Pattern 10: Graph Algorithms
How to Choose
Is the graph unweighted?
→ BFS for shortest path
Is the graph weighted, non-negative?
→ Dijkstra
Negative weights?
→ Bellman-Ford
Need all-pairs shortest path?
→ Floyd-Warshall
Directed acyclic graph with dependencies?
→ Topological Sort (Kahn's BFS)
Need connected components?
→ Union-Find or DFS
Need minimum spanning tree?
→ Kruskal (sort edges) or Prim (priority queue)
Pattern 11: Trie
When to Use
- Prefix searching, autocomplete
- Word dictionary problems
- Finding words in a grid
Signal Words
"prefix", "autocomplete", "dictionary", "starts with", "word search"

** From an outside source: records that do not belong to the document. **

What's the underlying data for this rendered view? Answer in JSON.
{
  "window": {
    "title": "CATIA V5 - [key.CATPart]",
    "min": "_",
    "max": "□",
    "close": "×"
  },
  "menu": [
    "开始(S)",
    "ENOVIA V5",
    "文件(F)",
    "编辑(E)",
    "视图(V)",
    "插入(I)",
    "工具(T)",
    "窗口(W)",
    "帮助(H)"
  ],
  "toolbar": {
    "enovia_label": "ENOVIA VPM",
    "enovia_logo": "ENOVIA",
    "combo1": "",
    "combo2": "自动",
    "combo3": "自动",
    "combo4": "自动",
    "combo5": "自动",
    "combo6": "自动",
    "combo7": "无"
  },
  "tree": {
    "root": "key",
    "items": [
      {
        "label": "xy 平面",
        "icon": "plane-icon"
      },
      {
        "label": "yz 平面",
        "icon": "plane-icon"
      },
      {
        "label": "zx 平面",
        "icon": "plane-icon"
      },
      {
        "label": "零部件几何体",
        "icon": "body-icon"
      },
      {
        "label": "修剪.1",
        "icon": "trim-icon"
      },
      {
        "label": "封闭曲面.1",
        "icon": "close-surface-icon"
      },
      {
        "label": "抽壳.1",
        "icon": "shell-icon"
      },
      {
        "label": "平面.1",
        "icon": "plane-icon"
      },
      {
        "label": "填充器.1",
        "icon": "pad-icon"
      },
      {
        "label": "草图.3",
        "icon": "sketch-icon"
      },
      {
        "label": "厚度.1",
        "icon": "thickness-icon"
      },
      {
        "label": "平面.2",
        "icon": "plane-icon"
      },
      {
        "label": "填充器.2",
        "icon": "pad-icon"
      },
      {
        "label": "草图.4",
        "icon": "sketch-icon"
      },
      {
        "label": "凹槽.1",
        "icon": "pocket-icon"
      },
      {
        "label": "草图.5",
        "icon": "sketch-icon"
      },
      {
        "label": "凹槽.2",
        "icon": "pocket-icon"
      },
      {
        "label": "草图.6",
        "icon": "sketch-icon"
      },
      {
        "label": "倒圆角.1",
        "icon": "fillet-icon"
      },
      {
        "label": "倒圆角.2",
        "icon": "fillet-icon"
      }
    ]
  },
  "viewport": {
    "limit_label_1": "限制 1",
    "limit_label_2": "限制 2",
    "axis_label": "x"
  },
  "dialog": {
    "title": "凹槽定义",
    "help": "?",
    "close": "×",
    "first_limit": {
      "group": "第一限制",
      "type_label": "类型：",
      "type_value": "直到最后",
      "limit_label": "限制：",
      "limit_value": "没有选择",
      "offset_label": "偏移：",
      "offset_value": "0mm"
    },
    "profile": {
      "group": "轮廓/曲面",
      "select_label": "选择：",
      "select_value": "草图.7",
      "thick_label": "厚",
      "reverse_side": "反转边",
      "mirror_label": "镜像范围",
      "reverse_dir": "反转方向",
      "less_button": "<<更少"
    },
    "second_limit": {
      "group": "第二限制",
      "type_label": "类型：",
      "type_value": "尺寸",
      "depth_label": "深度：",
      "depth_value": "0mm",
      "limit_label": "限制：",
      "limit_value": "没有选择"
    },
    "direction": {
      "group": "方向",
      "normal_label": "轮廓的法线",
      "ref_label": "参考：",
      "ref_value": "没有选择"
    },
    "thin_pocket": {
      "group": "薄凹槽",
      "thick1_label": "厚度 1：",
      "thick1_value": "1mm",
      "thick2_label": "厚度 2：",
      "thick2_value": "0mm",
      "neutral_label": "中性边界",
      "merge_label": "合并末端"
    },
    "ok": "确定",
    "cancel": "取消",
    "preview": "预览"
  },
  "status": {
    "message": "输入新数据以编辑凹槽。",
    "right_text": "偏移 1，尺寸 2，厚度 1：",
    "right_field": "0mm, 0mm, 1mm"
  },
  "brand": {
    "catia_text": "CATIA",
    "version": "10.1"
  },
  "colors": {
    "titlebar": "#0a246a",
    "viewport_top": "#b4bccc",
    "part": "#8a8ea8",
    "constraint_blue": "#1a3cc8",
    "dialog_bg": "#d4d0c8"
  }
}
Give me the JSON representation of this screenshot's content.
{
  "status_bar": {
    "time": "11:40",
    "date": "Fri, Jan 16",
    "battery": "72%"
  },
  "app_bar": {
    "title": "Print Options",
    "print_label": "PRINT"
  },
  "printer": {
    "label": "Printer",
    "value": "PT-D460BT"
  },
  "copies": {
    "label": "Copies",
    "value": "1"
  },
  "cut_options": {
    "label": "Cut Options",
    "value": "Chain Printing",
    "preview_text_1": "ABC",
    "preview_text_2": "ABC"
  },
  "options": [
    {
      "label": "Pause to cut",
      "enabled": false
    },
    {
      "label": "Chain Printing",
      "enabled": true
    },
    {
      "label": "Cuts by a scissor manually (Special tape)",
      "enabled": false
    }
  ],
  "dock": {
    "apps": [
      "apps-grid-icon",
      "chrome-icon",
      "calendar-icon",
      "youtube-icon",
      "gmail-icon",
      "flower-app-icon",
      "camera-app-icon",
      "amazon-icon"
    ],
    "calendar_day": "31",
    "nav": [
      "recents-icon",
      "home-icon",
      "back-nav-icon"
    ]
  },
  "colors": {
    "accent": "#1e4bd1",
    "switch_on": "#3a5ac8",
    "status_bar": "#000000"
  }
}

Pattern 12: Monotonic Stack/Queue
When to Use
- Next/Previous Greater or Smaller Element
- Largest rectangle in histogram
- Trapping rain water
Signal Words
"next greater element", "previous smaller", "span", "temperature", "histogram", "rain water"
Master Pattern Table
| Signal in Problem | Pattern to Use |
|---|---|
| Sorted array, pair/triplet sum | Two Pointers |
| Subarray/substring with condition | Sliding Window |
| Cycle in linked list / middle node | Fast & Slow Pointer |
| Sorted data, find target / minimize-maximize | Binary Search |
| Shortest path, level-by-level | BFS |
| All paths, combinations, permutations | DFS / Backtracking |
| Count ways, optimal value, overlapping subproblems | Dynamic Programming |
| Top-K, median, scheduling | Heap |
| Non-overlapping intervals, scheduling | Greedy |
| Prefix matching, dictionary | Trie |
| Next greater / smaller | Monotonic Stack |
| Connected components, MST | Union-Find |
| Dependency ordering | Topological Sort |
Decision Tree for Unknown Problems
Is the input sorted or can be sorted?
│
├─ Yes → Try Two Pointers or Binary Search first
│
└─ No
│
├─ Linked list? → Fast & Slow Pointer (cycle/middle)
│
├─ Tree? → DFS for depth/path, BFS for level order
│
├─ Graph? → BFS (shortest), DFS (all paths), Dijkstra (weighted)
│
├─ "All combinations/permutations"? → Backtracking
│
├─ "Count ways / min / max"? → DP
│ └─ Has choices per step? → Knapsack style
│ └─ Two sequences? → LCS style
│
├─ "Top K / Kth element"? → Heap
│
├─ "Prefix / autocomplete"? → Trie
│
├─ "Next greater/smaller"? → Monotonic Stack
│
└─ Brute force works? → Optimize with memoization → DP
Red Flags & Common Mistakes
| Mistake | Fix |
|---|---|
| Using O(n²) when O(n log n) needed | Think sorting + two pointer or binary search |
| Recursion without memoization | Add cache — it's just DP |
| BFS on weighted graph | Use Dijkstra instead |
| DFS for shortest path in unweighted | Use BFS |
| Brute force all subsets O(2ⁿ) | Consider DP or sliding window |
| Not handling edge cases | Empty input, n=1, all same elements |
| Integer overflow | Use long long in C++, long in Java |
Interview Strategy
- Repeat the problem to confirm understanding
- Clarify constraints: array size, value range, duplicates allowed?
- Start brute force — state it, don't code it
- Identify pattern using trigger words
- Discuss complexity before coding
- Code clean solution
- Test edge cases: empty, single element, max size
The goal isn't to memorize solutions. It's to recognize which tool fits the problem shape.